Starting fresh on the 2/3's remaining driveway, I began to enjoy the cool air, prayed for my neighbours and reflected on a book that I had read this past week. I calmed right down and enjoyed the sunset-weed-pulling-driveway-sitting evening. Later, as I was sweeping up the mess, one of my 80 year old neighbours was driving home and as he passed by, he pulled his car over and parked. He got out and I took off my gloves and walked over to greet him. He had just been out driving the same walking route that he and his wife used to walk before she passed away a few years ago. He expressed, "Sometimes, it's just so lonely." I gave him a hug and we talked for awhile. He's a good friend of both Randy and I and we loved his wife as well. He is one of the most honest, genuine people I've ever met and he says what he's feeling without shame. I admire that about him. I thought back to my self-conscious "what clever things can I say to my neighbours when they walk by?" thoughts from earlier on, and shook my head again. 

In reading John chapter 8 this week, I was impressed with the bold words of Jesus. He was being questioned and people were trying to figure him out. He spoke clearly, boldly and in obedience to His Father. He didn't measure the outcome of his words, or pick ones that would warm the crowd to himself. He said truthful things and as we know from the rest of Scripture, he was without sin, speaking and acting in full obedience to God. He didn't do what I had done and imagined the most clever way to "look good" or "look impressive" or "justify actions" as I did on my driveway that evening. He just spoke clearly, honestly, in obedience to God. 

Imagine the freedom we could experience if we lived that way. Imagine not caring what people think of you but only caring about pleasing God. Imagine getting used to people not liking what you say, maybe having some enemies, some people who hate you. Is that possible? Should we, as Christians, as followers of Jesus have enemies? Here's what Jesus says about that in John 15, "If you find the godless world is hating you, remember it got its start hating me. If you lived on the world's terms, the world would love you as one of its own. But since I picked you to live on God's terms and no longer on the world's terms, the world is going to hate you."

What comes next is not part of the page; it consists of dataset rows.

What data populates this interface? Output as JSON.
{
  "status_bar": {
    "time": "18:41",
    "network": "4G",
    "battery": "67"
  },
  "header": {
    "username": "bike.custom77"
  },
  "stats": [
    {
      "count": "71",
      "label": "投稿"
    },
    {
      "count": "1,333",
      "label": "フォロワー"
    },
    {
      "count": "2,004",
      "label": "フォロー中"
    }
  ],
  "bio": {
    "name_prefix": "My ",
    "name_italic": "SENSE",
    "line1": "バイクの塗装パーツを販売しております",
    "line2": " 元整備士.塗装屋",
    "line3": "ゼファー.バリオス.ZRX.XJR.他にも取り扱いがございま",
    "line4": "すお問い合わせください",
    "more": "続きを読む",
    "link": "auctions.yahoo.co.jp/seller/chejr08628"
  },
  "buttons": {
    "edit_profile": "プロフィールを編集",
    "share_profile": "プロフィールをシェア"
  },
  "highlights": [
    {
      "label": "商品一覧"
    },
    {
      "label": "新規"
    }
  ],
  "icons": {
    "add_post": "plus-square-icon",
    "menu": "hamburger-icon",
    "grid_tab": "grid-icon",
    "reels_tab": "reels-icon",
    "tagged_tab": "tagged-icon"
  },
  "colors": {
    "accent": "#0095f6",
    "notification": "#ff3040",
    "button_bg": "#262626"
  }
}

I don't know what that means for you, but if you're like me, I imagine there are areas in your life that get measured. We measure the outcome. We carefully plan conversations or scenarios–not to live in obedience to God–but to save our own skins, to impress, to appear a certain way. To live pretentiously in order to gain favour from man rather than God. 

God's ways, much like my neighbours honest comment about his own loneliness, are true. They don't need pre-work or after-thought . . . God's ways are direct. They require obedience and at the core, they are about love.

May we be people who live in the fresh air of God's rest, his leading, his straight-forward ways and the core truth that nothing, nothing in this world will satisfy the deepest longings of our hearts like God's love will. Thank God - literally!